“I see your yee-haw is activated,” says country singer Kacey Musgraves to a full house in Dublin’s Olympia Theatre on the last night of her European tour. Even though it was a Tuesday night gig, the yee-haw was indeed activated and the singer from Golden, the area of Texas, told us how proud she was of us for choosing her and her band over U2, who were also playing on November 7th in the 3Arena.
The thing about Musgraves is that she is wicked smart, quick-witted and incredibly charming. Not only does this come through in her lyrics ("I ain't pageant material, I'm always higher than my hair," she sings on 2015's Pageant Material), it shines through when she interacts with the crowd, telling meandering stories and cracking knowing jokes; something she does a lot during the gig.
With her pristine hair, immaculate make-up and mastering her six-inch heels, if we didn’t already have Dolly Parton, Musgraves would be country’s doll but, for now, she’s definitely our VBF.

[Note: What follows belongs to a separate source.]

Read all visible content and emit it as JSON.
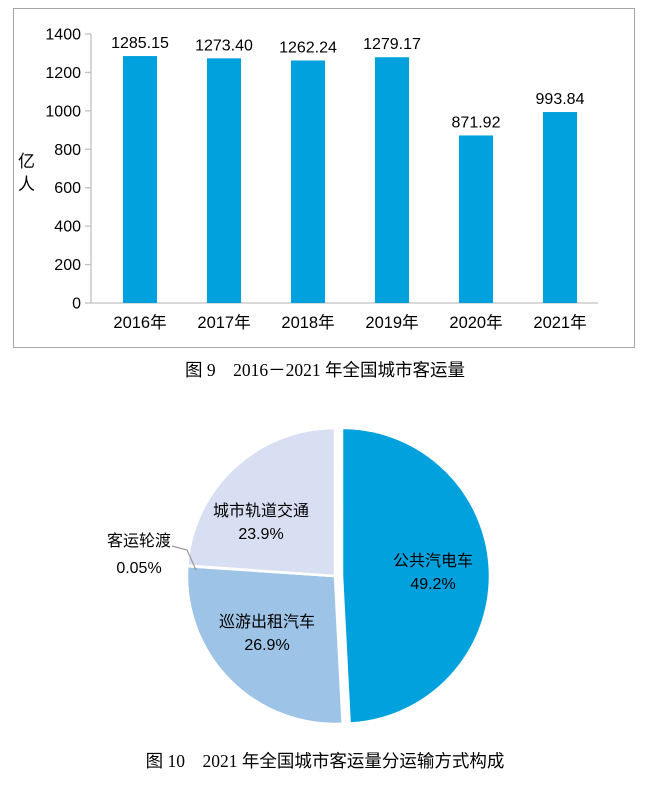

Riding high on the success of this year's Golden Hour, which sees the singer toy around with disco on the superb High Horse and, prompted by her recent marriage to singer Ruston Kelly, dabble in love songs for the first time, 2018 has been good to Musgraves but she's always been good to us.
Promoted
Golden Hour is her fourth album on a major label but before she signed with Mercury Nashville in 2012, she put out three albums herself but whether she's on a big label or putting in the hours herself, her music has always promoted independence and individuality without sparing fun for fun's sake.
Same Trailer Different Park, her big label debut, came out in 2013 and with Luke Laird and Shane McAnally, two of country's biggest producers, joining Musgraves with production, they created an album that undoes the backwards stereotypes of country music.
Merry Go 'Round, her official debut single, hones in on small-town blues – something she knows all too well hailing from a town with a population of 200 people – and with a sweet melody, its prophecy is all about dead-end doom.
“Mama’s hooked on Mary Kay, brother’s hooked on Mary Jane and Daddy’s hooked on Mary two doors down,” she sings, “Mary Mary quite contrary. We get bored so we get married and just like dust we settle in this town.”
Continuing to go against what's expected of her, her third single Follow Your Arrow is the pro-love, pro-choice, pro-doing what's best for you and it's essentially the Born This Way of country music.
‘Hell of a time’
Her support of LGBT rights has previously had her painted as a rebel but in an interview with the Wall Street Journal in 2014, she denounced the rebel label, calling it "cheap" because the issues she takes on – like drug use, safe sex and testing the confines of a small town and religion – are not controversial to her. 'Atta girl.
Back in Dublin, she waves a pint of Guinness and hollers that "it's been a hell of a time" here. Bouncing through songs like phonetically satisfying Velvet Elvis, Wonder Woman and a cover of N Sync's 1997 single Tearin' Up My Heart, Musgraves holds the adoring – no – the diehard audience under her spell from start to finish. With a full band kitted out like second-hand car salesmen from the 1970s, with one wearing a diamanté butterfly necklace as a nod to her beautiful love song Butterflies, Musgraves puts on what will no doubt be the musical highlight of the year for so many in the crowd.